We then read the score file as well and create a id to score map.

```python
checkdf = pd.DataFrame([],columns=['Typo', 'netid', 'Correct'])
for netid in dfnames['netid']:
    roster.loc[netid,'att']=1
    roster.loc[netid,'submitting_id']=netid
    roster.loc[netid,'score'] = max(roster.loc[netid,'score'],score[netid])
    names = dfnames.loc[netid,'ftext']
    if type(names) !=type(np.array([])):
        names = names.values[0]
    for name in names:
        try:
            roster.loc[nametoid[name],'att']=1
            roster.loc[nametoid[name],'submitting_id']=netid
            roster.loc[nametoid[name],'score'] = max(roster.loc[nametoid[name],'score'],score[netid])
        except:
            team = idtoteam[netid]
            candidate_names = teamtonames[team]
            foundflag = False
            for cn in candidate_names:
                if lv.distance(cn,name) < 7:
                    foundflag = True
                    roster.loc[nametoid[cn],'att']=1
                    roster.loc[nametoid[cn],'submitting_id']=netid
                    roster.loc[nametoid[cn],'score']=max(roster.loc[nametoid[cn],'score'],score[netid])
                    roster.loc[nametoid[cn],'check']=1
                    checkdf=checkdf.append({'Typo':name, 'netid':netid, 'Correct':cn},ignore_index=True)
                else:
                    continue
            if foundflag == False:
                checkdf=checkdf.append({'Typo':name, 'netid':netid, 'Correct':'Not found'},ignore_index=True)
```

This part of code now gives the attendance to the students listed inside the present team members portion. We first give attendance to the submitting id, we then try to map name to ids using the roster data and if no name to id is found we try to compare with the available ones using the string comparison and try to make corrections. If no correction is found within the search distance, `"not found"` is reported. We keep track of all the correction we made in a `checkdf` dataframe.

```python
print("\n Please check these entries and update for 'Not Found' manually \n")
print(checkdf.drop_duplicates())


outdf=roster.loc[:,['team','last','first','att','score','submitting_id']]
outdf=outdf.rename(columns={'att':'att_'+str(date),'score':'score_'+str(date)})
outdf.to_csv(att_outfile,index=False)

dfmpt = df1.loc[qgrp['team_questions.txt'],:]
dfmpt['team']=[idtoteam[netid] for netid in dfmpt.loc[:,'netid']]
dfmpt.loc[:,['netid','team','ftext_ue']].to_csv(mp_outfile,index=False)
```

We then print the corrections we made for a manual check, and then write the output files.

## Running the code

Use a GUI such as spyder to run the script. Make sure you are in the relevant working directory and files are in place according to the paths you define in the inputs.

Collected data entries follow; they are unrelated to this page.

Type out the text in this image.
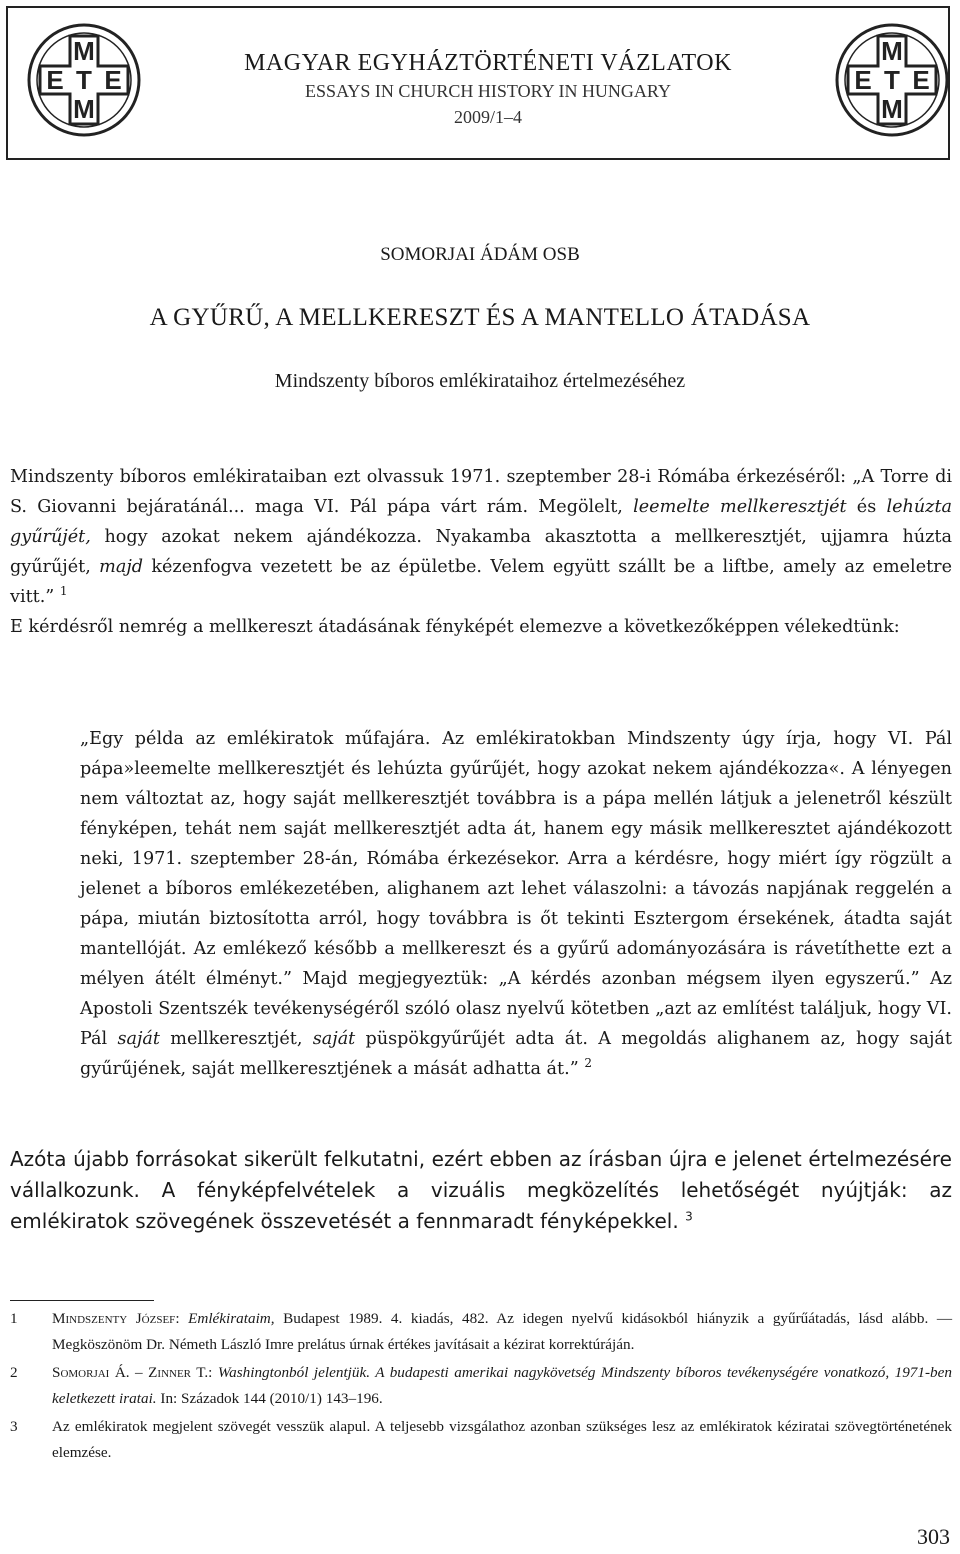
M
E T E
M
MAGYAR EGYHÁZTÖRTÉNETI VÁZLATOK
ESSAYS IN CHURCH HISTORY IN HUNGARY
2009/1–4
M
E T E
M
SOMORJAI ÁDÁM OSB
A GYŰRŰ, A MELLKERESZT ÉS A MANTELLO ÁTADÁSA
Mindszenty bíboros emlékirataihoz értelmezéséhez
Mindszenty bíboros emlékirataiban ezt olvassuk 1971. szeptember 28-i Rómába érkezéséről: „A Torre di S. Giovanni bejáratánál... maga VI. Pál pápa várt rám. Megölelt, leemelte mellkeresztjét és lehúzta gyűrűjét, hogy azokat nekem ajándékozza. Nyakamba akasztotta a mellkeresztjét, ujjamra húzta gyűrűjét, majd kézenfogva vezetett be az épületbe. Velem együtt szállt be a liftbe, amely az emeletre vitt.” $^1$
E kérdésről nemrég a mellkereszt átadásának fényképét elemezve a következőképpen vélekedtünk:
„Egy példa az emlékiratok műfajára. Az emlékiratokban Mindszenty úgy írja, hogy VI. Pál pápa»leemelte mellkeresztjét és lehúzta gyűrűjét, hogy azokat nekem ajándékozza«. A lényegen nem változtat az, hogy saját mellkeresztjét továbbra is a pápa mellén látjuk a jelenetről készült fényképen, tehát nem saját mellkeresztjét adta át, hanem egy másik mellkeresztet ajándékozott neki, 1971. szeptember 28-án, Rómába érkezésekor. Arra a kérdésre, hogy miért így rögzült a jelenet a bíboros emlékezetében, alighanem azt lehet válaszolni: a távozás napjának reggelén a pápa, miután biztosította arról, hogy továbbra is őt tekinti Esztergom érsekének, átadta saját mantellóját. Az emlékező később a mellkereszt és a gyűrű adományozására is rávetíthette ezt a mélyen átélt élményt.” Majd megjegyeztük: „A kérdés azonban mégsem ilyen egyszerű.” Az Apostoli Szentszék tevékenységéről szóló olasz nyelvű kötetben „azt az említést találjuk, hogy VI. Pál saját mellkeresztjét, saját püspökgyűrűjét adta át. A megoldás alighanem az, hogy saját gyűrűjének, saját mellkeresztjének a mását adhatta át.” $^2$
Azóta újabb forrásokat sikerült felkutatni, ezért ebben az írásban újra e jelenet értelmezésére vállalkozunk. A fényképfelvételek a vizuális megközelítés lehetőségét nyújtják: az emlékiratok szövegének összevetését a fennmaradt fényképekkel. $^3$
1	Mindszenty József: Emlékirataim, Budapest 1989. 4. kiadás, 482. Az idegen nyelvű kidásokból hiányzik a gyűrűátadás, lásd alább. — Megköszönöm Dr. Németh László Imre prelátus úrnak értékes javításait a kézirat korrektúráján.
2	Somorjai Á. – Zinner T.: Washingtonból jelentjük. A budapesti amerikai nagykövetség Mindszenty bíboros tevékenységére vonatkozó, 1971-ben keletkezett iratai. In: Századok 144 (2010/1) 143–196.
3	Az emlékiratok megjelent szövegét vesszük alapul. A teljesebb vizsgálathoz azonban szükséges lesz az emlékiratok kéziratai szövegtörténetének elemzése.
303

Fill in all the inputs and run the code upto the print out of the `checkdf`.

![](./figs/Capture.PNG)

Carefully check the printed corrections

![](./figs/check.PNG)

If there are some not founds or something the script got wrong, we need to edit the files submitted by the identified student id manually.

Finally run the code for outputs and processing is done.